La vraie religion est différente
En 1803, Thomas Jefferson, président des États-Unis, a écrit: “Je m’oppose, certes, à la corruption du christianisme, mais non aux préceptes authentiques de Jésus.” Il y a effectivement une différence entre la chrétienté et le christianisme. Nombre de doctrines de la chrétienté s’appuient sur des traditions humaines. En revanche, les enseignements du vrai christianisme sont fondés uniquement sur la Bible. Pour cette raison, au Ier siècle, Paul a écrit aux Colossiens qu’ils devaient acquérir la “connaissance exacte”, la “sagesse” et l’“intelligence spirituelle”. — Colossiens 1:9, 10.
C’est ce qu’on est en droit d’attendre des vrais chrétiens, car Jésus a ordonné à ses disciples: “Faites des disciples des gens de toutes les nations, les baptisant (...), leur enseignant à observer toutes les choses que je vous ai commandées.” — Matthieu 28:19, 20.
À notre époque, les Témoins de Jéhovah accomplissent cette mission dans 231 pays. Ils ont traduit la Bible en 12 langues et en ont imprimé plus de 74 000 000 d’exemplaires. En outre, grâce à un programme d’étude biblique à domicile, ils aident plus de 4 500 000 personnes à ‘observer toutes les choses que Jésus a commandées’.
Cette œuvre d’enseignement produit des résultats remarquables. Elle apporte la vraie lumière, car elle s’appuie sur la sagesse de Dieu et non sur des pensées humaines (Proverbes 4:18). De plus, cette œuvre permet à des gens de toutes nations et races de revêtir la “nouvelle personnalité” qui les incite à se témoigner un amour authentique; résultat irréalisable au moyen de la “philosophie des Lumières”. — Colossiens 3:9, 10.
En ce XXe siècle, la vraie religion triomphe. Elle ne rejette pas Dieu, que ce soit son existence ou son autorité. Nous vous invitons à le constater vous-même en rendant une visite aux Témoins de Jéhovah dans une de leurs Salles du Royaume.
[Encadré, page 6]
IL À FORTIFIÉ LES RACINES DE L’ATHÉISME
Au milieu du XVIIIe siècle, le philosophe Denis Diderot fut chargé de traduire en français un volume encyclopédique rédigé en anglais. Toutefois, il fit bien plus que ce que son commanditaire espérait. Diderot passa une trentaine d’années à compiler son Encyclopédie, une œuvre de 28 volumes qui reflétait l’esprit de son époque.
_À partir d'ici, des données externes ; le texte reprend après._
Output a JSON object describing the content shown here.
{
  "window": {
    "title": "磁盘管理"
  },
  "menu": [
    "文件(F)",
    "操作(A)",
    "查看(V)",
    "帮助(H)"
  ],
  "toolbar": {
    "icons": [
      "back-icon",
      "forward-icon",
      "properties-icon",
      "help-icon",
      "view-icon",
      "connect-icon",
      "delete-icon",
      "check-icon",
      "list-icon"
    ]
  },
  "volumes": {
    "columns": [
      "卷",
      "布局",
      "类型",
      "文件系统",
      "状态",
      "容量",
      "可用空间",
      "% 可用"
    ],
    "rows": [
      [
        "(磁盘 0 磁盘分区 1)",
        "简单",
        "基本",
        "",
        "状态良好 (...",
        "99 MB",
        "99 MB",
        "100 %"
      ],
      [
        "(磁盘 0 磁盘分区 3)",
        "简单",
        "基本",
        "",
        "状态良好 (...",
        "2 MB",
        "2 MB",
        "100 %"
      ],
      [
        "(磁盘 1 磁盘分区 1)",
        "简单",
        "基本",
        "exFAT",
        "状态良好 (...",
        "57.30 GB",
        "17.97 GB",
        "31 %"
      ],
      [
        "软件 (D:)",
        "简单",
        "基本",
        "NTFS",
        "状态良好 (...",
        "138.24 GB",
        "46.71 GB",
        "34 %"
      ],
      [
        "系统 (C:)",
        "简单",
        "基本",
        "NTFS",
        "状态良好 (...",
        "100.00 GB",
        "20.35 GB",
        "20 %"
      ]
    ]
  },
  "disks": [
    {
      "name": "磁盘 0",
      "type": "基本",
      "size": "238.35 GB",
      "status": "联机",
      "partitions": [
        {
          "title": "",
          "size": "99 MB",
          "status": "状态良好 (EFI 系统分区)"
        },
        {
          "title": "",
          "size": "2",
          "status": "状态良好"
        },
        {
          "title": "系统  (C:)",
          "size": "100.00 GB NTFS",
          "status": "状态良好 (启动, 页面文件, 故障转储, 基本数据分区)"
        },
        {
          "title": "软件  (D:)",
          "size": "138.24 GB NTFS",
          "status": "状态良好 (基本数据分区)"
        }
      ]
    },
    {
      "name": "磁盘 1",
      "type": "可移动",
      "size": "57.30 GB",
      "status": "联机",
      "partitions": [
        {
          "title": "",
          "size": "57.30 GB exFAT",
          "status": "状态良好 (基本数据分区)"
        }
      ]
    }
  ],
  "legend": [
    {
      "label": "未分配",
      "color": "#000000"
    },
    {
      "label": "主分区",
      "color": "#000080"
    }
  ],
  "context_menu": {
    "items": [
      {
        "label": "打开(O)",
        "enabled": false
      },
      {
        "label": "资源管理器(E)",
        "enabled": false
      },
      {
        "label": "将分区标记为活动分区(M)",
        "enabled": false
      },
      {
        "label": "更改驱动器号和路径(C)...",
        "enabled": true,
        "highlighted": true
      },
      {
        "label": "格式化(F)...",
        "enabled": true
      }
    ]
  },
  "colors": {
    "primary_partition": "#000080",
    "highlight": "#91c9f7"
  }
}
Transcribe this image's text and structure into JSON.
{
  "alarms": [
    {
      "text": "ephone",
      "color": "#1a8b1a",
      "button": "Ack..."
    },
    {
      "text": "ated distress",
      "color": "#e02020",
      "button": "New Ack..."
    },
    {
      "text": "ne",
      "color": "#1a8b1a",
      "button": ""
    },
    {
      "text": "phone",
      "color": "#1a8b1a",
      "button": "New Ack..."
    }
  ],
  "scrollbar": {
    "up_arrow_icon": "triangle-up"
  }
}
Si L’Encyclopédie contenait quantité de renseignements utiles, elle mettait en valeur la sagesse humaine. Selon la collection Les grandes époques de l’humanité (angl.), elle “osait prêcher le point de vue extrémiste [des philosophes]: l’homme pouvait améliorer son sort s’il adoptait la raison et non la foi comme principe directeur”. Il n’était manifestement fait aucune mention de Dieu. “En choisissant les matières, les auteurs ont clairement montré que la religion n’était pas indispensable au savoir de l’homme”, déclare le livre L’héritage contemporain (angl.). Rien d’étonnant à ce que l’Église ait essayé d’interdire L’Encyclopédie. Le procureur général l’accusa de représenter une menace pour l’État, la morale et la religion.
En dépit de l’opposition, quelque 4 000 personnes souscrivirent à L’Encyclopédie de Diderot, ce qui est surprenant si l’on considère son prix exorbitant. Cet athéisme sous-jacent allait tôt ou tard se transformer en un rejet ouvert de Dieu.